PPS update: Education key to productivity
PPS update: Education key to productivity
Staff learning curve must be shortened quickly
[Editor’s note: In future issues, Homecare Quality Management details the step-by-step processes that a quality manager at an agency participating in the prospective payment system (PPS) demonstration project used to educate staff, monitor quality of care, streamline the additional paperwork caused by the PPS system, and provide outcomes-based quality improvement updates during the study.]
Even with "enormous amounts of inservice," the increased paperwork caused by Phase II of the Health Care Financing Administration’s (HCFA) Medicare Home Health Prospective Payment Demonstration pilot project affected productivity in participating agencies.
"We saw a decrease in productivity until the staff became accustomed to the new documentation," says Diane Mintz, RN, BSN, nurse manager, Visiting Nurse and Health Services in Greenfield, MA. "It’s coming back up now that the staff has become used to it, but there is a lot of paperwork that draws on clinical staff time. The tools they gave us to measure between point A [intake] and point B [discharge] are very detailed and very long."
Each time a patient is admitted, a thorough assessment tool must be completed. A similar form must be completed when a patient is discharged, either from the agency or from the prospective pay plan, in addition to numerous other forms. For example, two forms are required each time a patient is transferred to an inpatient facility, but only if transferred for more than 48 hours.
"This is a very complicated system," notes Eleanor Littman, RN, MSN, director of home health, Prime Health at Home in Watsonville, CA. "The cost and complexity of the billing, the accounting, the information needed to support it, and the financial tracking and clinical tracking is tremendous."

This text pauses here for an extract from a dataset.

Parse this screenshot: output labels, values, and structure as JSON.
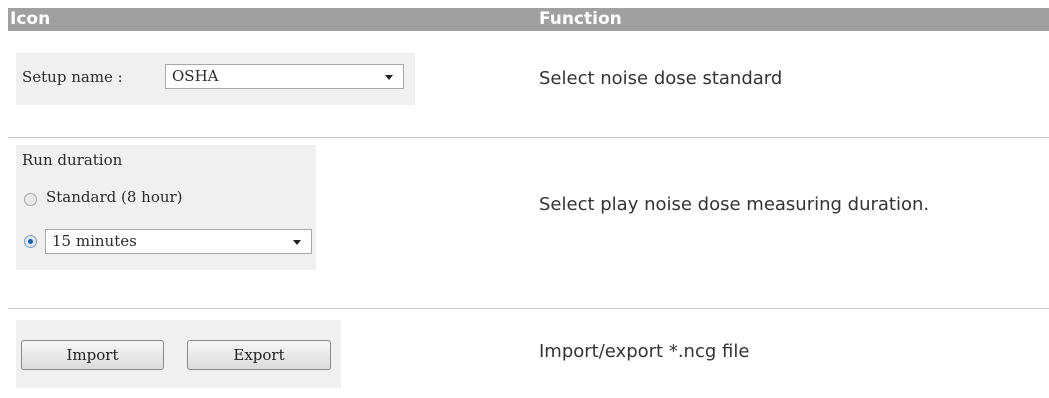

Participation in the program required extensive up-front training for staff. Mintz notes that her agency provided extensive inservices for its staff, but only after she and her agency’s quality assurance coordinator went to an inservice. The two then had to design inservices for its staff.
They also brought in outside help. "We had workshops put on by Abt Associates [a Cambridge, MA, consulting firm assisting HCFA with the project] and our intermediary," says Marna Mucha, RN, MSN, manager for community health services at Mary Lane Hospital Home Health Department in Ware, MA.